Our study demonstrated that response scaling is a useful additional exercise for developing new instruments. However, only a few instruments, such as the SF-36 and WHOQOL, used the response scaling method to formally assess response options [14, 15]. Currently recommended procedures [18] emphasize achievement of semantic equivalence between source and target languages through review of forward and back translations. Such qualitative procedures can neither ensure nor assess scaling equivalence [19] or ordinality of the resultant response scales.

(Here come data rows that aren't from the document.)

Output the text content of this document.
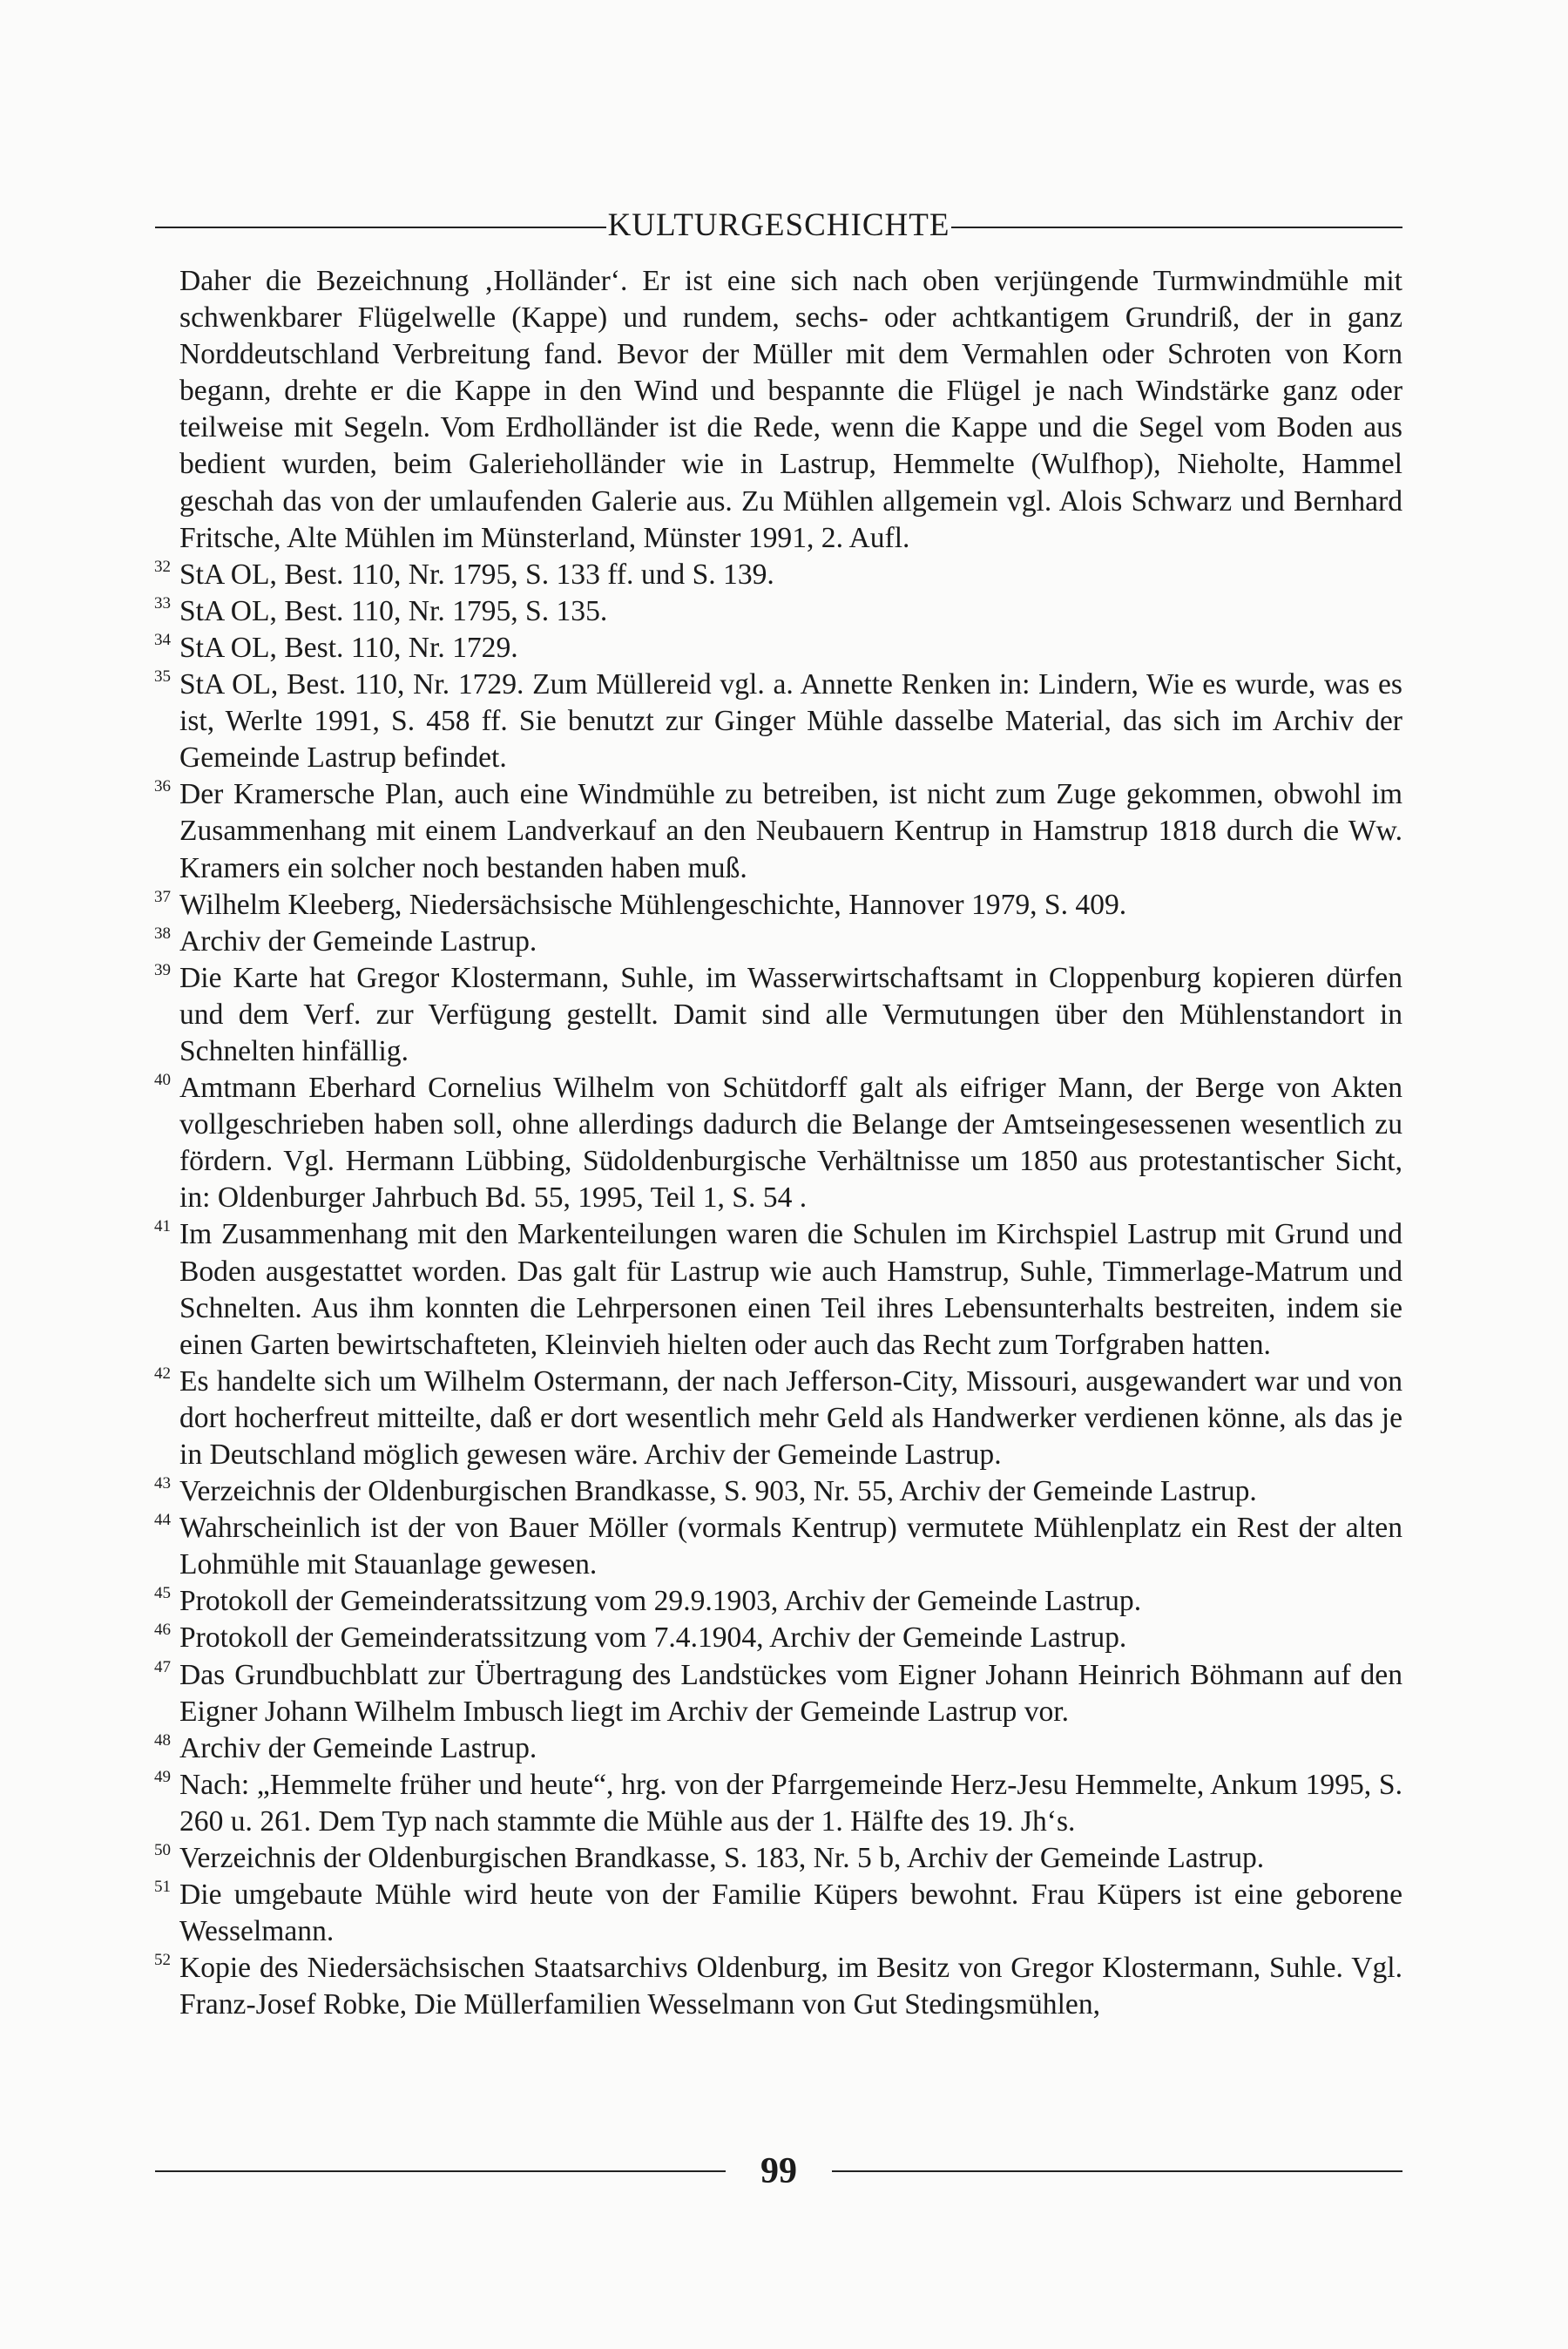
KULTURGESCHICHTE
Daher die Bezeichnung ‚Holländer‘. Er ist eine sich nach oben verjüngende Turmwindmühle mit schwenkbarer Flügelwelle (Kappe) und rundem, sechs- oder achtkantigem Grundriß, der in ganz Norddeutschland Verbreitung fand. Bevor der Müller mit dem Vermahlen oder Schroten von Korn begann, drehte er die Kappe in den Wind und bespannte die Flügel je nach Windstärke ganz oder teilweise mit Segeln. Vom Erdholländer ist die Rede, wenn die Kappe und die Segel vom Boden aus bedient wurden, beim Galerieholländer wie in Lastrup, Hemmelte (Wulfhop), Nieholte, Hammel geschah das von der umlaufenden Galerie aus. Zu Mühlen allgemein vgl. Alois Schwarz und Bernhard Fritsche, Alte Mühlen im Münsterland, Münster 1991, 2. Aufl.
32 StA OL, Best. 110, Nr. 1795, S. 133 ff. und S. 139.
33 StA OL, Best. 110, Nr. 1795, S. 135.
34 StA OL, Best. 110, Nr. 1729.
35 StA OL, Best. 110, Nr. 1729. Zum Müllereid vgl. a. Annette Renken in: Lindern, Wie es wurde, was es ist, Werlte 1991, S. 458 ff. Sie benutzt zur Ginger Mühle dasselbe Material, das sich im Archiv der Gemeinde Lastrup befindet.
36 Der Kramersche Plan, auch eine Windmühle zu betreiben, ist nicht zum Zuge gekommen, obwohl im Zusammenhang mit einem Landverkauf an den Neubauern Kentrup in Hamstrup 1818 durch die Ww. Kramers ein solcher noch bestanden haben muß.
37 Wilhelm Kleeberg, Niedersächsische Mühlengeschichte, Hannover 1979, S. 409.
38 Archiv der Gemeinde Lastrup.
39 Die Karte hat Gregor Klostermann, Suhle, im Wasserwirtschaftsamt in Cloppenburg kopieren dürfen und dem Verf. zur Verfügung gestellt. Damit sind alle Vermutungen über den Mühlenstandort in Schnelten hinfällig.
40 Amtmann Eberhard Cornelius Wilhelm von Schütdorff galt als eifriger Mann, der Berge von Akten vollgeschrieben haben soll, ohne allerdings dadurch die Belange der Amtseingesessenen wesentlich zu fördern. Vgl. Hermann Lübbing, Südoldenburgische Verhältnisse um 1850 aus protestantischer Sicht, in: Oldenburger Jahrbuch Bd. 55, 1995, Teil 1, S. 54 .
41 Im Zusammenhang mit den Markenteilungen waren die Schulen im Kirchspiel Lastrup mit Grund und Boden ausgestattet worden. Das galt für Lastrup wie auch Hamstrup, Suhle, Timmerlage-Matrum und Schnelten. Aus ihm konnten die Lehrpersonen einen Teil ihres Lebensunterhalts bestreiten, indem sie einen Garten bewirtschafteten, Kleinvieh hielten oder auch das Recht zum Torfgraben hatten.
42 Es handelte sich um Wilhelm Ostermann, der nach Jefferson-City, Missouri, ausgewandert war und von dort hocherfreut mitteilte, daß er dort wesentlich mehr Geld als Handwerker verdienen könne, als das je in Deutschland möglich gewesen wäre. Archiv der Gemeinde Lastrup.
43 Verzeichnis der Oldenburgischen Brandkasse, S. 903, Nr. 55, Archiv der Gemeinde Lastrup.
44 Wahrscheinlich ist der von Bauer Möller (vormals Kentrup) vermutete Mühlenplatz ein Rest der alten Lohmühle mit Stauanlage gewesen.
45 Protokoll der Gemeinderatssitzung vom 29.9.1903, Archiv der Gemeinde Lastrup.
46 Protokoll der Gemeinderatssitzung vom 7.4.1904, Archiv der Gemeinde Lastrup.
47 Das Grundbuchblatt zur Übertragung des Landstückes vom Eigner Johann Heinrich Böhmann auf den Eigner Johann Wilhelm Imbusch liegt im Archiv der Gemeinde Lastrup vor.
48 Archiv der Gemeinde Lastrup.
49 Nach: „Hemmelte früher und heute“, hrg. von der Pfarrgemeinde Herz-Jesu Hemmelte, Ankum 1995, S. 260 u. 261. Dem Typ nach stammte die Mühle aus der 1. Hälfte des 19. Jh‘s.
50 Verzeichnis der Oldenburgischen Brandkasse, S. 183, Nr. 5 b, Archiv der Gemeinde Lastrup.
51 Die umgebaute Mühle wird heute von der Familie Küpers bewohnt. Frau Küpers ist eine geborene Wesselmann.
52 Kopie des Niedersächsischen Staatsarchivs Oldenburg, im Besitz von Gregor Klostermann, Suhle. Vgl. Franz-Josef Robke, Die Müllerfamilien Wesselmann von Gut Stedingsmühlen,
99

Our sample size was relatively small. However, this is consistent with most existing response scaling studies [11, 14, 15]. Also, our study did not include persons in very poor socio-economic status, since all participants were recruited from a shopping mall. Our plan is to further adapt and test the Chinese EQ-5D-5L developed in this study in Chinese populations outside China.

In conclusion, the Chinese version of the EQ-5D-5L comprises descriptors with similar interpretations as those used its English and Spanish counterparts. The response scaling exercise is a useful method for cross-cultural adaptation of health-status instruments.